Taking advantage of the new partnership with edX—which currently includes 18 massive open online courses (MOOCs) on a variety of topics, a professional certificate in Spatial Computational Thinking, and several upcoming executive education offerings—he applied for funding to develop a MOOC that would help NUS reach a global community of learners. For over a year, Miller worked closely with the support teams at NUS and edX to translate his curriculum into an online format and set the course up for maximum visibility.
Their efforts paid off, attracting over 5,000 course enrollments in its inaugural run. The course’s current run has already enrolled over 10,000 learners.
Interdisciplinary, Hands-on Skills for the Real World
“One differentiator with the course is that it’s designed to dive quickly into practical, hands-on skills,” Miller says. “We use real-world data from buildings that many learners could use in their actual jobs, like machine learning models to predict and optimize occupants’ health and happiness.”
The MOOC takes learners through several tools, including Python, to help them understand, visualize, and apply data in impactful ways. Miller believes that teaching a hybridization of skills—in this case, data science within a specific context—helps keep learners engaged.
“That’s really the foundation of data science: knowing how to convert data so that a decision-maker can use it,” he says. “So beyond all the videos (example below), screencasts, and interactive exercises we integrated into the course, perhaps one of the most innovative aspects to it is simply this convergence of data science with architecture and construction. Taking an interdisciplinary approach helps spark learner motivation, because you’re making the information relevant to what they do every day.”
By dividing the curriculum into three primary units—design, construction, and operations—Miller highlights how data science relates to the different phases of a building project. This gives the course broad appeal to the different professionals who work on each phase: architects and engineers, construction supervisors, and facilities managers.
“Our goal was to give these different audiences a more holistic view of the entire building process from start to finish,” he explains. “Oftentimes on projects, people are experts in their own phase but not so familiar with the others. With this course, we’re trying to break down silos within the industry and get all stakeholders appreciating what their colleagues do, so that the building process is more seamless and cohesive.”
Success Built from Passion
For Miller, the course’s widespread success has been highly rewarding.

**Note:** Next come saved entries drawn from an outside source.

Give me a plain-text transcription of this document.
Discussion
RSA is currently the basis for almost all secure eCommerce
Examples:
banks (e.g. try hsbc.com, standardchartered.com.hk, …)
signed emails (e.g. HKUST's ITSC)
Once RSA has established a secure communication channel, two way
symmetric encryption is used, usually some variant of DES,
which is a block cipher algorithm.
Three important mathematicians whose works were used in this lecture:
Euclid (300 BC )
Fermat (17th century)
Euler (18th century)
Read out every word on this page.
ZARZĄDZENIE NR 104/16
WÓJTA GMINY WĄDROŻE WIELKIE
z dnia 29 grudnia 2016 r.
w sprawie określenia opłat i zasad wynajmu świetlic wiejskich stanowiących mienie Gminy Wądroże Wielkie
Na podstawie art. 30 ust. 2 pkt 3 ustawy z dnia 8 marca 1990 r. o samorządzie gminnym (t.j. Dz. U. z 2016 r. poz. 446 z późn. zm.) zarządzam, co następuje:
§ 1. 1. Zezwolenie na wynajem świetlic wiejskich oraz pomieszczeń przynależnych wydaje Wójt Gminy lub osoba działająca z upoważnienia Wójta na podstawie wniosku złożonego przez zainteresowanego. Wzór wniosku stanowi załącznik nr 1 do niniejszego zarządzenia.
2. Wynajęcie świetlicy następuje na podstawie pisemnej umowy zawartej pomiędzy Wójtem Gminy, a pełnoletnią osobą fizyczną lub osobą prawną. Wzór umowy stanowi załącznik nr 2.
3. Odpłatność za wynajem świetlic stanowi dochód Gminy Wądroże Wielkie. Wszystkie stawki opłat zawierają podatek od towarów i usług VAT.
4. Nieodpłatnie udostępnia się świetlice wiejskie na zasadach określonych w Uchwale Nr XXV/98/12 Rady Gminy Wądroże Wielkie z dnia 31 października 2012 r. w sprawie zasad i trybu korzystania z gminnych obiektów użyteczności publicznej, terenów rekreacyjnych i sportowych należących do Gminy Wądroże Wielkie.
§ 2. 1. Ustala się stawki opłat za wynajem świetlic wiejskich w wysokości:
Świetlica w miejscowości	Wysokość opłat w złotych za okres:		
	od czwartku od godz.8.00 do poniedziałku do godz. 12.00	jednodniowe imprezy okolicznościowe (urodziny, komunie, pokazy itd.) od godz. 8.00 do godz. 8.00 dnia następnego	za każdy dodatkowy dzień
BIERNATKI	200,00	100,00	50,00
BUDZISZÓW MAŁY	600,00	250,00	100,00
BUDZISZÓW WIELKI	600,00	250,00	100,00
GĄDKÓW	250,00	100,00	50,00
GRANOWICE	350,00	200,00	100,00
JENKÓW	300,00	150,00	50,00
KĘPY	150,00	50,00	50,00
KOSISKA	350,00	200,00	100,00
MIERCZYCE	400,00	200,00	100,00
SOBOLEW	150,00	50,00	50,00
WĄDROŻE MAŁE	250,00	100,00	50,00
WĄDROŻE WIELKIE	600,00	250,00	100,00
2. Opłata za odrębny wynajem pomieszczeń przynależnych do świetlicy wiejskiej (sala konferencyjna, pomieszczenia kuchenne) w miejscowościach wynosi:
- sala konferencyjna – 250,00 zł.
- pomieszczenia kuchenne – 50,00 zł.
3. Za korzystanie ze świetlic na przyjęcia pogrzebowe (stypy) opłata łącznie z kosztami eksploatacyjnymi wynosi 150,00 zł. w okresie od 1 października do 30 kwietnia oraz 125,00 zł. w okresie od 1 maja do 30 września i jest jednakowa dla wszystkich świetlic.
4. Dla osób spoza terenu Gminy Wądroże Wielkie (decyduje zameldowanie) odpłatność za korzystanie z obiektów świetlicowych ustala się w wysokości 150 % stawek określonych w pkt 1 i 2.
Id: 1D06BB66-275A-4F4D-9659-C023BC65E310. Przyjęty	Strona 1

At conferences, budding researchers approach him to say how much the MOOC has helped them. “That’s one of the coolest things,” he says. “When I see others starting to use these data tools in their own building projects and experience that overwhelming sense of possibility, it feels like I’m witnessing magic.”
He’s also proud to have contributed to NUS’s greater mission. “I think the edX Prize recognition opened other faculty members’ eyes to how they can reach wider audiences with edX courses,” he says. “There are now several MOOCs in the pipeline at NUS. I hope to add to NUS’s portfolio by creating additional courses in areas like urban scale analytics, energy, and occupant-centric design that together stack into a professional certificate.”
In the short term, Miller has become a de facto edX ambassador in his field. “When educators ask me what it takes to create a successful MOOC, I tell them it’s all about passion,” he says. “If you have a burning desire to share your message with learners, then creating a course on edX will be really fruitful. That passion will supply you with plenty of motivation to get your message out into the world.”